Epigenetics introduces new levels of complexity in our understanding of DNA, but also explains a great deal that our earlier concept of genetics could not. For instance, while an organism has the same DNA in each cell of its body, the location of methyl groups on the DNA can differ by cell type. This means that a neuron and a blood cell, for example, might have different patterns of methyl groups, and therefore identical genes produce different protein output in the different cell types. Additionally, evidence suggests that an organism’s life experience affects methylation, meaning how DNA is expressed can change over the course of an organism’s lifetime. As a result, two individuals born with the same gene variant impacting risk of disease still might face different levels of risk from that variant, depending on how their life experiences affect the methylation of that gene.
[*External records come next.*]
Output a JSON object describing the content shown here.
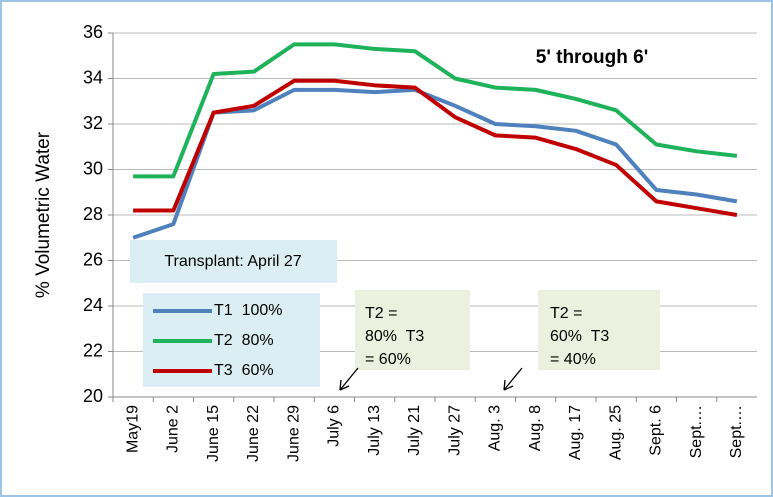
{
  "chart_data": {
    "type": "line",
    "title": "5' through 6'",
    "y_label": "% Volumetric Water",
    "categories": [
      "May19",
      "June 2",
      "June 15",
      "June 22",
      "June 29",
      "July 6",
      "July 13",
      "July 21",
      "July 27",
      "Aug. 3",
      "Aug. 8",
      "Aug. 17",
      "Aug. 25",
      "Sept. 6",
      "Sept.…",
      "Sept.…"
    ],
    "series": [
      {
        "name": "T1  100%",
        "color": "#4f81bd",
        "values": [
          27.0,
          27.6,
          32.5,
          32.6,
          33.5,
          33.5,
          33.4,
          33.5,
          32.8,
          32.0,
          31.9,
          31.7,
          31.1,
          29.1,
          28.9,
          28.6
        ]
      },
      {
        "name": "T2  80%",
        "color": "#1eb25a",
        "values": [
          29.7,
          29.7,
          34.2,
          34.3,
          35.5,
          35.5,
          35.3,
          35.2,
          34.0,
          33.6,
          33.5,
          33.1,
          32.6,
          31.1,
          30.8,
          30.6
        ]
      },
      {
        "name": "T3  60%",
        "color": "#c00000",
        "values": [
          28.2,
          28.2,
          32.5,
          32.8,
          33.9,
          33.9,
          33.7,
          33.6,
          32.3,
          31.5,
          31.4,
          30.9,
          30.2,
          28.6,
          28.3,
          28.0
        ]
      }
    ],
    "ylim": [
      20,
      36
    ],
    "yticks": [
      20,
      22,
      24,
      26,
      28,
      30,
      32,
      34,
      36
    ],
    "grid": true,
    "transplant_note": "Transplant: April 27",
    "annotations": [
      {
        "lines": [
          "T2 =",
          "80%  T3",
          "= 60%"
        ]
      },
      {
        "lines": [
          "T2 =",
          "60%  T3",
          "= 40%"
        ]
      }
    ]
  }
}
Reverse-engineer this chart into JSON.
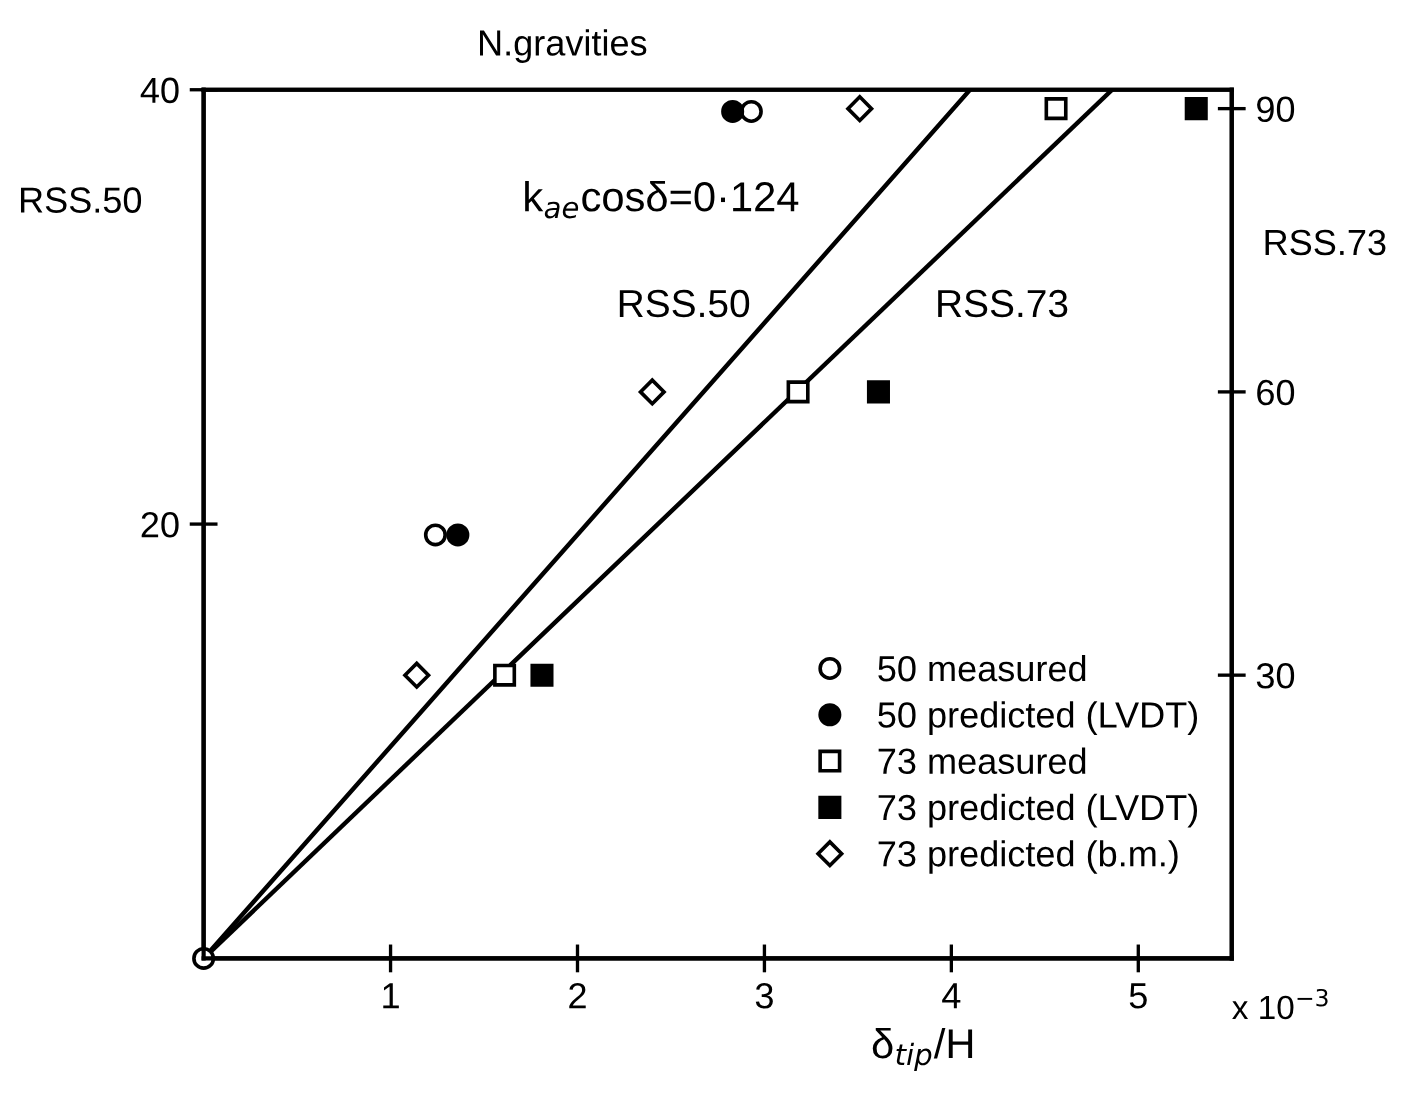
{
  "chart_data": {
    "type": "scatter",
    "title": "N.gravities",
    "xlabel": "δ$_{tip}$/H",
    "ylabel": "RSS.50",
    "y2label": "RSS.73",
    "annotations": [
      "k$_{ae}$cosδ=0·124",
      "x 10$^{−3}$"
    ],
    "xlim": [
      0,
      5.5
    ],
    "xticks": [
      1,
      2,
      3,
      4,
      5
    ],
    "ylim": [
      0,
      40
    ],
    "yticks": [
      20,
      40
    ],
    "y2lim": [
      0,
      92
    ],
    "y2ticks": [
      30,
      60,
      90
    ],
    "grid": false,
    "legend": "bottom right",
    "series": [
      {
        "name": "50 measured",
        "color": "#ffffff",
        "marker": "circle",
        "x": [
          0,
          1.24,
          2.93
        ],
        "values": [
          0,
          19.5,
          39
        ]
      },
      {
        "name": "50 predicted (LVDT)",
        "color": "#000000",
        "marker": "circle",
        "x": [
          1.36,
          2.83
        ],
        "values": [
          19.5,
          39
        ]
      },
      {
        "name": "73 measured",
        "color": "#ffffff",
        "marker": "square",
        "axis": "y2",
        "x": [
          1.61,
          3.18,
          4.56
        ],
        "values": [
          30,
          60,
          90
        ]
      },
      {
        "name": "73 predicted (LVDT)",
        "color": "#000000",
        "marker": "square",
        "axis": "y2",
        "x": [
          1.81,
          3.61,
          5.31
        ],
        "values": [
          30,
          60,
          90
        ]
      },
      {
        "name": "73 predicted (b.m.)",
        "color": "#ffffff",
        "marker": "diamond",
        "axis": "y2",
        "x": [
          1.14,
          2.4,
          3.51
        ],
        "values": [
          30,
          60,
          90
        ]
      },
      {
        "name": "RSS.50",
        "type": "line",
        "color": "#000000",
        "marker": "none",
        "line_style": "solid",
        "x": [
          0,
          4.1
        ],
        "values": [
          0,
          40
        ]
      },
      {
        "name": "RSS.73",
        "type": "line",
        "color": "#000000",
        "marker": "none",
        "line_style": "solid",
        "x": [
          0,
          4.86
        ],
        "values": [
          0,
          40
        ]
      }
    ]
  }
}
Analyzing and Disseminating Data

While researchers like Kellis, Tsai and Hyman are performing experiments to generate new data, other CIRCUITS researchers are working on ways to analyze that data. Winston Hide, Ph.D., of the University of Sheffield, brings his expertise as a computational biologist to the CIRCUITS team. Hide is working on the algorithms and database design needed to make sense of the volume and complexity of the experimental data produced by the other members of the consortium. Hide and Andreas Pfenning, Ph.D., of Carnegie Mellon, will employ “big data” computing and advanced biostatistics to reveal patterns and connections among the data inputs that would have gone unseen without such sophisticated tools. The end result will be a ranking of genes and epigenetic regulatory pathways based on their likely impact on Alzheimer’s disease, as well as their profile for potential drug intervention.

This data will be of vital importance to CureAlz researchers for future studies, but it also will be of great value to the Alzheimer’s field as a whole. “One of the primary goals of CIRCUITS,” Kellis explains, “is to generate data that can be widely distributed and used by any researcher. We don’t want to keep anything proprietary. We want this information to be used to get us to a cure as fast as possible.”